任侠電器第5回:永神健太郎の来訪で新たな面倒事が始まる
午後三時前、日村は阿岐本から呼び出しを受けた。奥の代表室に向かうと、阿岐本が言った。
「じきに、永神が来る。なんか話があるそうだから、おめえもいっしょに聞いてくれ」
日村は心の中で思った。「来たな」。永神健太郎は、阿岐本の五分下がりの兄弟分であり、日村たちにとってはオジキに当たる存在だ。
永神の話はいつも面倒事の前兆
永神が話があるというときは、ろくなことがないと日村は確信している。決まって阿岐本が面倒事に巻き込まれ、正確に言えば、その面倒事を押しつけられるのは日村自身なのだ。阿岐本はそれほど迷惑だとは思っていないようで、むしろ楽しんでいる節さえある。
「また、何かを立て直すって話でしょうか?」
これまで、永神と阿岐本は出版社、私立高校、病院、銭湯、映画館、果てはオーケストラや寺や神社に関わってきた。いずれも経営難や面倒事に見舞われた組織を、何とか立て直してきた実績がある。

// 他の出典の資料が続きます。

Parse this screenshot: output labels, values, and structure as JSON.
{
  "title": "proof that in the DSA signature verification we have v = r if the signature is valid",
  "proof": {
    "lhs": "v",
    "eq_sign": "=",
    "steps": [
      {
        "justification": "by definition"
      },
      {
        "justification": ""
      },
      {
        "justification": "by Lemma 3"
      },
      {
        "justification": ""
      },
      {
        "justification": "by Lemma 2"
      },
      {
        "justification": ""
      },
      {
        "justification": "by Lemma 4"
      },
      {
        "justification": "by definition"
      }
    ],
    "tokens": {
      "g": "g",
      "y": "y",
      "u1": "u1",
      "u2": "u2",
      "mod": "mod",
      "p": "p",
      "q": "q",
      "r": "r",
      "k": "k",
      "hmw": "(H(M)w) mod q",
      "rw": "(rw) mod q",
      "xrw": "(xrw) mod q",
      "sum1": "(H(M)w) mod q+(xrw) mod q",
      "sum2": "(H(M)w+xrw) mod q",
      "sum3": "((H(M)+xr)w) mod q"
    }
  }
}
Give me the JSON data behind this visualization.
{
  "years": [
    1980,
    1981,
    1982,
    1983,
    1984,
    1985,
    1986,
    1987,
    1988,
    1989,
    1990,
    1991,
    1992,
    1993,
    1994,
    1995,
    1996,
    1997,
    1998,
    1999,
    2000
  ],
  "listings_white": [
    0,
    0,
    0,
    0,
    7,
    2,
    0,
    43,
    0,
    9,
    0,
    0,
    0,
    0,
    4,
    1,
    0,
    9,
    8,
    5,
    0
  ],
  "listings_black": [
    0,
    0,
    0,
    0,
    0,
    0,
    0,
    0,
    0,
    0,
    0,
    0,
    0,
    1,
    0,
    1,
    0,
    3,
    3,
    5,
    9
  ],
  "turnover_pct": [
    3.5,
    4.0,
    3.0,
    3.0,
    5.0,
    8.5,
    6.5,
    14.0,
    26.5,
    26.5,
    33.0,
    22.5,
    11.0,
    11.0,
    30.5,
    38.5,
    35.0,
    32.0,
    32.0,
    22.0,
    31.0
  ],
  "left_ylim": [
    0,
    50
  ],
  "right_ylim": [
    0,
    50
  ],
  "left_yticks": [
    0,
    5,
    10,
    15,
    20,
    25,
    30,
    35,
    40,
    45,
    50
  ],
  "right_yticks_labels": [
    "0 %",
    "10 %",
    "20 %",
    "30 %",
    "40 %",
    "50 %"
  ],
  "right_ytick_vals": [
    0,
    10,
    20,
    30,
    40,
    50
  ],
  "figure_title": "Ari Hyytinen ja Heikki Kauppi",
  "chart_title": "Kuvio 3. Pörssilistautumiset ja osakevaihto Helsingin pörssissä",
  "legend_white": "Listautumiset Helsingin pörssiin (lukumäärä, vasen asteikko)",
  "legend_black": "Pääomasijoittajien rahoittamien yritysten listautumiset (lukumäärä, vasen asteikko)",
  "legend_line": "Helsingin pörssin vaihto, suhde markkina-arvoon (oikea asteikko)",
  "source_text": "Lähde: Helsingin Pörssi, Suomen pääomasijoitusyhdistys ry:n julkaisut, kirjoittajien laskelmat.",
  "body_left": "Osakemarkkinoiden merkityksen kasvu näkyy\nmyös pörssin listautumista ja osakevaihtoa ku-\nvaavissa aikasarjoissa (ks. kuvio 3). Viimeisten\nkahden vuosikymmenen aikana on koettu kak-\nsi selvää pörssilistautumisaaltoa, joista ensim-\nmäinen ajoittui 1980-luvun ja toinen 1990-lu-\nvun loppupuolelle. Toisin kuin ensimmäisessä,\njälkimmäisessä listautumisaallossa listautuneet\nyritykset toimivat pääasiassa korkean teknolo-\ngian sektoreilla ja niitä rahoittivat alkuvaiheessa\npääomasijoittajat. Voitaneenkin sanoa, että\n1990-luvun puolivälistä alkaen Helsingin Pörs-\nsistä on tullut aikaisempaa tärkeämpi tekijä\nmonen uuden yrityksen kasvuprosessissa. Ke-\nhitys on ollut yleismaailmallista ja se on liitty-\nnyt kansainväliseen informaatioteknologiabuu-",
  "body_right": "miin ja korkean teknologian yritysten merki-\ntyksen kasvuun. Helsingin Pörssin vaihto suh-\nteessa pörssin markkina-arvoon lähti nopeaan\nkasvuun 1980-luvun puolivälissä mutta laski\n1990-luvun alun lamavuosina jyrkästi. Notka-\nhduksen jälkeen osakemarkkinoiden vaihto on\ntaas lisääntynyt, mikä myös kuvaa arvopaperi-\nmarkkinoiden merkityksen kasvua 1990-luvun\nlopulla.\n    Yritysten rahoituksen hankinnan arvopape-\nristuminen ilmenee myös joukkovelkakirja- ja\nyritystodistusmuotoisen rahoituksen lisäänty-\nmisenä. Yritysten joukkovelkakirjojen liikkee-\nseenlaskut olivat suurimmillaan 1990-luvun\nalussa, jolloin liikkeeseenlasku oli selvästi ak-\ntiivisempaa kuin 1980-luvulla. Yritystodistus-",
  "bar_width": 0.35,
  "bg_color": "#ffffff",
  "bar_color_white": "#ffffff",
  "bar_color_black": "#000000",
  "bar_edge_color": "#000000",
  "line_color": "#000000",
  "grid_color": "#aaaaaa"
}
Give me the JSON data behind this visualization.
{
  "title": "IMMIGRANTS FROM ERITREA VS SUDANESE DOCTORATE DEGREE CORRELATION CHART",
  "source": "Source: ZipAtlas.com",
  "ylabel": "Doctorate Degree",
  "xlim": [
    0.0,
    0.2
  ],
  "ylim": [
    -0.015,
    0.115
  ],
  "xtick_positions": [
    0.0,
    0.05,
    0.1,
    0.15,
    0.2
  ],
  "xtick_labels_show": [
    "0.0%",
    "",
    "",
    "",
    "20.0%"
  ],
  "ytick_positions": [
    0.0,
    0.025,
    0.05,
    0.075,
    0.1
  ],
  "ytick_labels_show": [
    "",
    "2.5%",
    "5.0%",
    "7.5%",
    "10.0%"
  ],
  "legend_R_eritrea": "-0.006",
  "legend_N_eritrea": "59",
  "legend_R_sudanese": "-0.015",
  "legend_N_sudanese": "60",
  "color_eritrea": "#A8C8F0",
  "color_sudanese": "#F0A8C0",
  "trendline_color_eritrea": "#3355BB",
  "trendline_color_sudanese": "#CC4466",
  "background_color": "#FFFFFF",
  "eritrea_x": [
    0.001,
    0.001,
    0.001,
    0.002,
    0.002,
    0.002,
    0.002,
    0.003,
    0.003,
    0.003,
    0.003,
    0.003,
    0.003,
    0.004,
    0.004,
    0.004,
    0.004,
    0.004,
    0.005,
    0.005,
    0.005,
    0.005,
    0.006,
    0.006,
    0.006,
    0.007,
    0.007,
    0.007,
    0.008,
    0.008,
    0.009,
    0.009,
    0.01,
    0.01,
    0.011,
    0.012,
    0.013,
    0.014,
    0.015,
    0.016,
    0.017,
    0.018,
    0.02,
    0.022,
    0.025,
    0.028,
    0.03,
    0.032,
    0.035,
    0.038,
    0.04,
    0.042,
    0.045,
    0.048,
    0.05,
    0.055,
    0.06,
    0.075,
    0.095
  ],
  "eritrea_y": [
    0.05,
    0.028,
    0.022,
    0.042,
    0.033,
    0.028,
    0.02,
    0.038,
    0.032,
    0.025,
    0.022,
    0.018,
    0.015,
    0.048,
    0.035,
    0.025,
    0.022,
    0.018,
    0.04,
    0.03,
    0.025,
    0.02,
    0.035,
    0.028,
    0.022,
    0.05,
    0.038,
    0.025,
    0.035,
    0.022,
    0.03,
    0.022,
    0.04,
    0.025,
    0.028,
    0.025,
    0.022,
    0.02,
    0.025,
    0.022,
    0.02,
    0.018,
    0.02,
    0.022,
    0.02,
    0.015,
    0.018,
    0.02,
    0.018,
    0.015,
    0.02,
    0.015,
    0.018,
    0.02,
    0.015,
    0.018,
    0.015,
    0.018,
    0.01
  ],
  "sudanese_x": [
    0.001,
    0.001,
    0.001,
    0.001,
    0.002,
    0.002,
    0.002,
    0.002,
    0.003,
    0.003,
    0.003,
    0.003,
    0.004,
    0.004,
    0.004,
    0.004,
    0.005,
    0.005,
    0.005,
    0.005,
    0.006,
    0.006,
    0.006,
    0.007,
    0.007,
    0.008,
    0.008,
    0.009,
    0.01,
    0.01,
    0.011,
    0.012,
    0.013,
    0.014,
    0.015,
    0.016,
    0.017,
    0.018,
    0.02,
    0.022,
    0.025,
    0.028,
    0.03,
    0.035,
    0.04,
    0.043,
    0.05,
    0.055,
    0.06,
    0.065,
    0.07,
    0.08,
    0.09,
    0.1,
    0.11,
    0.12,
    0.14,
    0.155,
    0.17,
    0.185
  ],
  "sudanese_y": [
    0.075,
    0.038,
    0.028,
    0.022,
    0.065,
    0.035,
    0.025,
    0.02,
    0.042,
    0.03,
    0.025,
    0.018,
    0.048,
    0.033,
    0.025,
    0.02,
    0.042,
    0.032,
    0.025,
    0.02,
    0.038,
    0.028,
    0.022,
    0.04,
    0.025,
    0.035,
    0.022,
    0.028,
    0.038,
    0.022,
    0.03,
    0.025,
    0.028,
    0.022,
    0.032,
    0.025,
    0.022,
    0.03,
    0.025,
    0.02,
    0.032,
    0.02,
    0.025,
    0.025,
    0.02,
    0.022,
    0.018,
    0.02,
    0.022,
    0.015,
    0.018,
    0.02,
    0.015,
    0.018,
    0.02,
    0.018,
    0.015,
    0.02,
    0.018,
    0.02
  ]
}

阿岐本は軽く答えた。「さあな」。この一言が、新たな騒動の始まりを暗示していた。
日村の困惑と阿岐本の余裕
日村は内心でため息をついた。永神の来訪は、またしても自分が奔走する羽目になることを意味していた。一方、阿岐本は平静を装い、むしろこの状況を楽しんでいるように見えた。この対照的な二人の反応が、物語の緊張感を高めている。
永神が持ち込む話は、どんな経営難の組織を救うことになるのか。日村の困惑と阿岐本の余裕が交錯する中、新たな冒険が始まろうとしていた。